Equilibrium propagation (EP) is a compelling alternative to the backpropagation of error algorithm (BP) for computing gradients of neural networks on biological or analog neuromorphic substrates. Still, the algorithm requires weight symmetry and infinitesimal equilibrium perturbations, i.e., nudges, to estimate unbiased gradients efficiently. Both requirements are challenging to implement in physical systems. Yet, whether and how weight asymmetry affects its applicability is unknown because, in practice, it may be masked by biases introduced through the finite nudge. To address this question, we study generalized EP, which can be formulated without weight symmetry, and analytically isolate the two sources of bias. For complex-differentiable non-symmetric networks, we show that the finite nudge does not pose a problem, as exact derivatives can still be estimated via a Cauchy integral. In contrast, weight asymmetry introduces bias resulting in low task performance due to poor alignment of EP's neuronal error vectors compared to BP. To mitigate this issue, we present a new homeostatic objective that directly penalizes functional asymmetries of the Jacobian at the network's fixed point. This homeostatic objective dramatically improves the network's ability to solve complex tasks such as ImageNet 32x32. Our results lay the theoretical groundwork for studying and mitigating the adverse effects of imperfections of physical networks on learning algorithms that rely on the substrate's relaxation dynamics.

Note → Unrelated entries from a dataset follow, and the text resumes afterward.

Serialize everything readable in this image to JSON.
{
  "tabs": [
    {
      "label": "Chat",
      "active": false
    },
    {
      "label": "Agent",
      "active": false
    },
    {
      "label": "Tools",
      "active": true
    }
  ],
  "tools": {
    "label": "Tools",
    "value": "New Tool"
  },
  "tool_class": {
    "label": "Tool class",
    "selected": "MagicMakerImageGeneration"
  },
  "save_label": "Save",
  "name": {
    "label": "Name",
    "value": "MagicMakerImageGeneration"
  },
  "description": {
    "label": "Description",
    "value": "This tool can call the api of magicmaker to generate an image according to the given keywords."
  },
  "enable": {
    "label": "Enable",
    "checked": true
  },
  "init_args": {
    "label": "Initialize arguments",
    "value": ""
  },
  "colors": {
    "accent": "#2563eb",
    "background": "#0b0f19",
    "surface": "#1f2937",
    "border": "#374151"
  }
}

翻译：平衡传播（EP）是误差反向传播算法（BP）的一种有力替代方案，适用于生物或类神经形态底物上神经网络的梯度计算。然而，该算法需要权重对称性以及无限小的平衡摄动（即微扰）来高效估计无偏梯度。这两个要求在物理系统中难以实现。由于实际中有限微扰引入的偏差可能掩盖权重不对称性的影响，目前尚不清楚权重不对称性是否及如何影响其适用性。为解答这一问题，我们研究可无需权重对称性表述的广义平衡传播，并通过分析将两种偏差源分离。对于复可微的非对称网络，我们证明有限微扰不会造成问题，因为可通过柯西积分估计精确导数。相反，权重不对称性会引入偏差，导致EP的神经元误差向量与BP的对齐性差，从而降低任务性能。为缓解此问题，我们提出一种新的稳态目标函数，直接惩罚网络固定点处雅可比矩阵的功能不对称性。该稳态目标函数显著提升了网络解决复杂任务（如ImageNet 32x32）的能力。我们的结果奠定了理论研究基础，有助于理解和缓解物理网络缺陷对依赖底物松弛动力学的学习算法带来的不利影响。